A study has found that working out for 20 minutes daily could help older adults in their 70s maintain their cardiac health. The researchers found that older adults in their 70s who would work out moderately or vigorously were less likely to have heart disease in their 80s.

While scientists agree that exercise could reduce the risk of developing heart problems and increase lifespan, few studies have examined its impact on the elderly population. This new study shows that it isn’t too late to exercise since older people could benefit tremendously.

How researchers conducted the study

The researchers looked into 3099 Italians from the Progetto Veneto Anziani research. They considered results from several tests that researchers carried out from 1995 to 1997. These tests included scans, physical examinations, medical history, and blood tests. Moreover, the team carried out more studies after four years and after seven years.

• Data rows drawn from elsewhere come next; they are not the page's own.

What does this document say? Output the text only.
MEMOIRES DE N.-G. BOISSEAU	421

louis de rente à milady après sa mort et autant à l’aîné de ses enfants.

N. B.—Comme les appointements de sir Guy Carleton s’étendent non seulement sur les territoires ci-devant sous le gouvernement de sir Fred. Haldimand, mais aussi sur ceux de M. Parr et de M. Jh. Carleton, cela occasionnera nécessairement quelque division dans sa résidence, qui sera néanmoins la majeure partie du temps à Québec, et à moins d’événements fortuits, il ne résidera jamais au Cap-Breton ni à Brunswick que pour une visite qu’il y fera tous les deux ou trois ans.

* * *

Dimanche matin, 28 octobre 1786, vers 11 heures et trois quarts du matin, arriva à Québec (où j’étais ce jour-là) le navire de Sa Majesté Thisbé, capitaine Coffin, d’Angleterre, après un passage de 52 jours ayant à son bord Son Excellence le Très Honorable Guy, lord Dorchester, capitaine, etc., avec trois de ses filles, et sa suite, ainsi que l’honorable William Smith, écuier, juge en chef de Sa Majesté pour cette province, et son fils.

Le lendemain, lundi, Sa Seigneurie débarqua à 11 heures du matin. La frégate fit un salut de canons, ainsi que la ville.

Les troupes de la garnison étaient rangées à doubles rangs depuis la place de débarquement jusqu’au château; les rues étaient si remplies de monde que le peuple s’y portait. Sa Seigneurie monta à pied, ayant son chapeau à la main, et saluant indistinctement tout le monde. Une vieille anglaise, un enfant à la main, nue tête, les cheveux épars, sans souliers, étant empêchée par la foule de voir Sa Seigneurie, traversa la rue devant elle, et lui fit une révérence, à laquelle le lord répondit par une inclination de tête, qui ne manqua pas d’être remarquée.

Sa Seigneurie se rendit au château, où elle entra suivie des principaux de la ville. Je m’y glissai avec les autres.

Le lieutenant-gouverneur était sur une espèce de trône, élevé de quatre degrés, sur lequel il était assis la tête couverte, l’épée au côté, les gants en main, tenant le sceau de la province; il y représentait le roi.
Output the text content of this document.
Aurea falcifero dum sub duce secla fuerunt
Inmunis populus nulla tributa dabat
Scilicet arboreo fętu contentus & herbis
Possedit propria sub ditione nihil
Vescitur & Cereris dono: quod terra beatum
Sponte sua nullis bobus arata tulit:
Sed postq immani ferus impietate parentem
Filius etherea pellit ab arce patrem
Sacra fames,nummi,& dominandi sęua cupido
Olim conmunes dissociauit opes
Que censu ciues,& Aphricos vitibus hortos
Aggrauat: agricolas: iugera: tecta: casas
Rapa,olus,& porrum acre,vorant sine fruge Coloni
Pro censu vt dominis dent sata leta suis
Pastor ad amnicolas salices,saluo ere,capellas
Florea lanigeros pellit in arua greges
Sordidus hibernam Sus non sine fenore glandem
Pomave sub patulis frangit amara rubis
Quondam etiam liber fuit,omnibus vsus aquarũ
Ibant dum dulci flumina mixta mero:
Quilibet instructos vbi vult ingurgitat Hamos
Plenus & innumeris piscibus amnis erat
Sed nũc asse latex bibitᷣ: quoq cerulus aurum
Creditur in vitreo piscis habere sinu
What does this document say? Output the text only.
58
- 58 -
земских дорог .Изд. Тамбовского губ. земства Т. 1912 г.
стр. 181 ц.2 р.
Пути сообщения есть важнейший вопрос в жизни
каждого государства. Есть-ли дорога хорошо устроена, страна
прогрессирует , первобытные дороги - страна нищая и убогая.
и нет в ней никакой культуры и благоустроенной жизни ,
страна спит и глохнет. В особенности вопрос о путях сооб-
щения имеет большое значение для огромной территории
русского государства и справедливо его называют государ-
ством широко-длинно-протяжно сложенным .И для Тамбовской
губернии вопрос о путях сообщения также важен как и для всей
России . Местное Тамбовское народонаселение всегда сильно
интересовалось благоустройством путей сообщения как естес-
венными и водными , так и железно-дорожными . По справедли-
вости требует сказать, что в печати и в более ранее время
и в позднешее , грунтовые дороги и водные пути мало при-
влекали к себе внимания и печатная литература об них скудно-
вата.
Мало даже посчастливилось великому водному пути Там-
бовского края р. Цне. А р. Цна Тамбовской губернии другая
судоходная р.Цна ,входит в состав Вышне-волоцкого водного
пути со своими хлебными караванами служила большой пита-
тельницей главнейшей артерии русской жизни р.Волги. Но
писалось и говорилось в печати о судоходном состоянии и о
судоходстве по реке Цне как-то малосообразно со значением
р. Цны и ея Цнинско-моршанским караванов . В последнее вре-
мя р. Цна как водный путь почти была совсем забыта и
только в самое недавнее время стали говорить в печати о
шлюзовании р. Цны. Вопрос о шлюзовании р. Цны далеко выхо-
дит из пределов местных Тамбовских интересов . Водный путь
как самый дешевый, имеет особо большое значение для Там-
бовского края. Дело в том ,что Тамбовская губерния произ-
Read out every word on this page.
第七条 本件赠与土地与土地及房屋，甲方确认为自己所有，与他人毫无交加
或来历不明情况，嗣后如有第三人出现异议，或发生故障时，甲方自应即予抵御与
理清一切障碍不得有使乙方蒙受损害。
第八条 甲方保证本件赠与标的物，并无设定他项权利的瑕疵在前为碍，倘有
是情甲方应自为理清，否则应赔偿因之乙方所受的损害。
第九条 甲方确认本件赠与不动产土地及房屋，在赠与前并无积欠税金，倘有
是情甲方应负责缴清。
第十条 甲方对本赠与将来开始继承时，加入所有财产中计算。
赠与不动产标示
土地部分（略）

At the beginning of the study, the researcher realized that women had a higher likelihood of developing four diseases simultaneously. They realized that chronic kidney disease, osteoporosis, and osteoarthritis were issues more women developed. Men, on the other hand, were more likely to have chronic obstructive pulmonary disease and diabetes.

The team categorized exercise into vigorous and moderate. Examples of moderate exercise were fishing, aerobic exercise, and walking. The vigorous types of exercise were gardening, swimming, dancing, cycling, and going to the gym. Using these examples, the team told the volunteers to answer questions about the exercise they did.

Active lowered the risk of heart disease 

The researchers classified the people who exercised for twenty minutes a day as more active. They also found that the women were typically less active. Researchers categorized the participants into four. The first group was active during the entire experiment duration, and the second was active in the beginning but lost momentum. A third group would start with no activity but slowly became active, while the last group was inactive throughout the study.

The findings indicated that women and men who were more active were less likely to develop heart disease. Furthermore, it seemed to lower the risk of heart failure and coronary heart disease. However, it did not reduce the likelihood of stroke.